The DBMS must automatically implement organization defined safeguards and countermeasures if security functions (or mechanisms) are changed inappropriately.

Overview

Finding ID	Version	Rule ID	IA Controls	Severity
V-32416	SRG-APP-000134-DB-000178	SV-42753r1_rule		Medium

Description
Any changes to the application components of the information system can potentially have significant effects on the overall security of the system. Accordingly, only qualified and authorized individuals shall be allowed to obtain access to the application components for purposes of initiating changes, including upgrades and modifications. In order to ensure a prompt response to unauthorized changes to application security functions or security mechanisms, organizations may define countermeasures and safeguards that monitoring applications must undertake in the event these types of changes occur. This degree of functionality is typically built into a support architecture providing change management and/or system monitoring capabilities. Automatic implementation of safeguards and countermeasures includes: reversing the change; halting the system; or triggering an audit alert when an unauthorized modification to a critical security file or process occurs. If countermeasures and safeguards are not present to monitor and react to changes to security mechanisms unauthorized changes could go unnoticed and an attacker could gain and retain access to the DBMS or the databases it serves.

Description

Any changes to the application components of the information system can potentially have significant effects on the overall security of the system. Accordingly, only qualified and authorized individuals shall be allowed to obtain access to the application components for purposes of initiating changes, including upgrades and modifications. In order to ensure a prompt response to unauthorized changes to application security functions or security mechanisms, organizations may define countermeasures and safeguards that monitoring applications must undertake in the event these types of changes occur. This degree of functionality is typically built into a support architecture providing change management and/or system monitoring capabilities.

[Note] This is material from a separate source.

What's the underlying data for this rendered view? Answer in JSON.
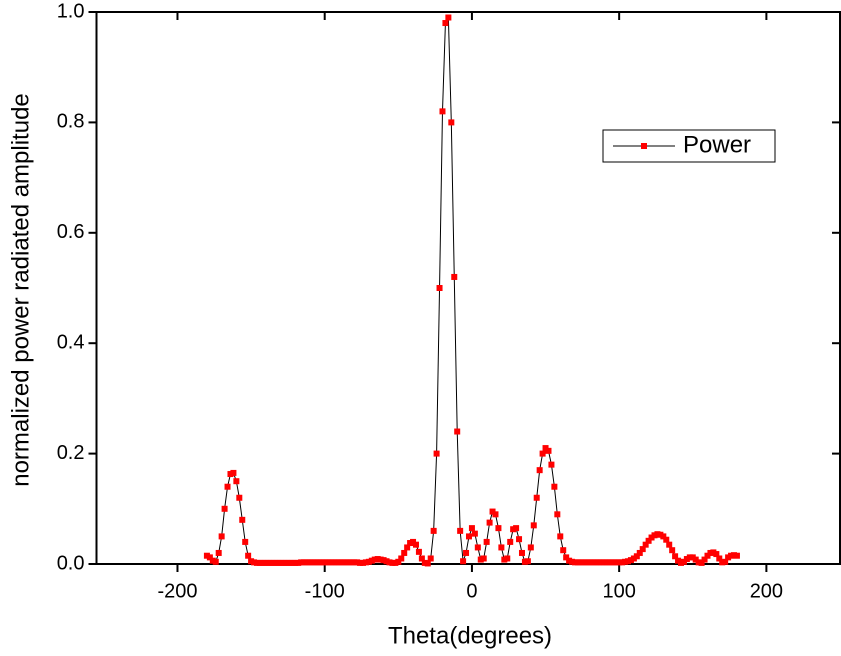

Automatic implementation of safeguards and countermeasures includes: reversing the change; halting the system; or triggering an audit alert when an unauthorized modification to a critical security file or process occurs. If countermeasures and safeguards are not present to monitor and react to changes to security mechanisms unauthorized changes could go unnoticed and an attacker could gain and retain access to the DBMS or the databases it serves.

STIG	Date
Database Security Requirements Guide	2012-07-02

Details

Check Text ( C-40858r1_chk )
Review DBMS settings to determine whether organization defined safeguards and countermeasures will be implemented if the DBMS security functions are changed inappropriately. If organization defined safeguards and countermeasures will not be implemented, this is a finding.

Fix Text (F-36331r1_fix)
Configure DBMS software to implement organization defined safeguards and countermeasures if DBMS security functions are changed inappropriately.